I grew up on the Lower East Side of NYC and attended the local elementary and junior high school. All my classmates were basically of the same background: poor and had parents who never had an education. A good number of us went onto to productive lives, went to college, got jobs, raised families, etc. A few, unfortunately, went to prison. There were no common denominators that decided who would “succeed” or “fail”. What was different? Unknown to us, we were each protagonists living our individual stories. Many of our stories had similar hardships and events but our reactions and attitudes led to different paths and outcomes. Some of us "stayed clean", studied and worked our way out. Others dropped out of school, turned to drugs, crime, and wrote a much different story.
Every story has a beginning, middle, and end. We can’t control the beginning (our birth and background) and the past is the past – as Rafiki said to Simba in the “The Lion King”: “You can either run from it, or... learn from it”. What we do have the power is to decide what the rest of the story will be and work to make it so. "Live in regret or longing for the past, or in a constant state of trying to protect yourself from future misfortune, you will miss the real and potentially amazing opportunities that are staring you right in the face, in the now" - (quote writer unknown).
There are 3 basic steps to writing your story:
1. Purpose – Decide on the purpose of your story, your reason for being*. You might refer to this as your mission statement.
2. Reflect – review your current story. Is it going the way that you want to achieve the “ending” that you want?

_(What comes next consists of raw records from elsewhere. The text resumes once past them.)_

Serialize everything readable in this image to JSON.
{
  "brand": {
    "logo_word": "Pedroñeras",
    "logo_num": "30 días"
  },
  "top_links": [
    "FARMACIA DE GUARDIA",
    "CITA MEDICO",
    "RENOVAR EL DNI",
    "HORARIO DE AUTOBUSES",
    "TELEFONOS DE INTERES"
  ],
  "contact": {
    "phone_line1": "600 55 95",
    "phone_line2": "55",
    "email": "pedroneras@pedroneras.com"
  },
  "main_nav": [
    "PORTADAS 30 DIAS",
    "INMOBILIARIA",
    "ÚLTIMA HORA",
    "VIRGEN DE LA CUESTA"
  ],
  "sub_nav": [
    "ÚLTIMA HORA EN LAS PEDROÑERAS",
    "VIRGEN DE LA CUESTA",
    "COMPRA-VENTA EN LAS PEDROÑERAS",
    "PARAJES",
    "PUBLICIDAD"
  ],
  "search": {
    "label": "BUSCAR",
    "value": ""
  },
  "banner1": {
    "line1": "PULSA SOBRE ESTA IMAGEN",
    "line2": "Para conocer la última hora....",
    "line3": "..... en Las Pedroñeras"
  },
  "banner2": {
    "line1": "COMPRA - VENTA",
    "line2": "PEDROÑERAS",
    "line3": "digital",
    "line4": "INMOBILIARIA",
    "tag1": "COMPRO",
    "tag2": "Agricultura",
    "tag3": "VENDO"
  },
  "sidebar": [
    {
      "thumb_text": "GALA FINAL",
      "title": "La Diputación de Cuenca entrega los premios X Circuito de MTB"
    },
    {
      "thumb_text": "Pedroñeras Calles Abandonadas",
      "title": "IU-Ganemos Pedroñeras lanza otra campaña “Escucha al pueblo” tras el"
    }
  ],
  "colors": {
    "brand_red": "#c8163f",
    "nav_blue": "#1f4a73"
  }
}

Does your current story appear misaligned with what you want, e.g. you want to be there as your children grow up but yet you are neglecting your diet and health. Are you being consistent in your story? You can’t have your purpose as being a benevolent leader if you decide that you can be nice to some people and not others.
3. Rewrite – visualize and write down what your story will be. Create the new storyboard; take the steps needed to change the story to go in the direction that you want.
When you change your story, you change your life. Be bold; make it a great story!
*Note: Your purpose should not be “to be CEO of this division”, “to have a 6 figure salary “. You can, but it would be a very poor story. To quote Victor Frankl: "Again and again, I therefore admonish my students in Europe and America: Don't aim at success - the more you aim at it and make it a target, the more you are going to miss it. For success, like happiness, cannot be pursued; it must ensue, and it only does so as the unintended side effect of one's personal dedication to a cause greater than oneself or as the by-product of one's surrender to a person other than oneself. Happiness must happen, and the same holds for success: you have to let it happen by not caring about it. I want you to listen to what your conscience commands you to do and go on to carry it out to the best of your knowledge. Then you will live to see that in the long-run - in the long-run, I say! - success will follow you precisely because you had forgotten to think about it."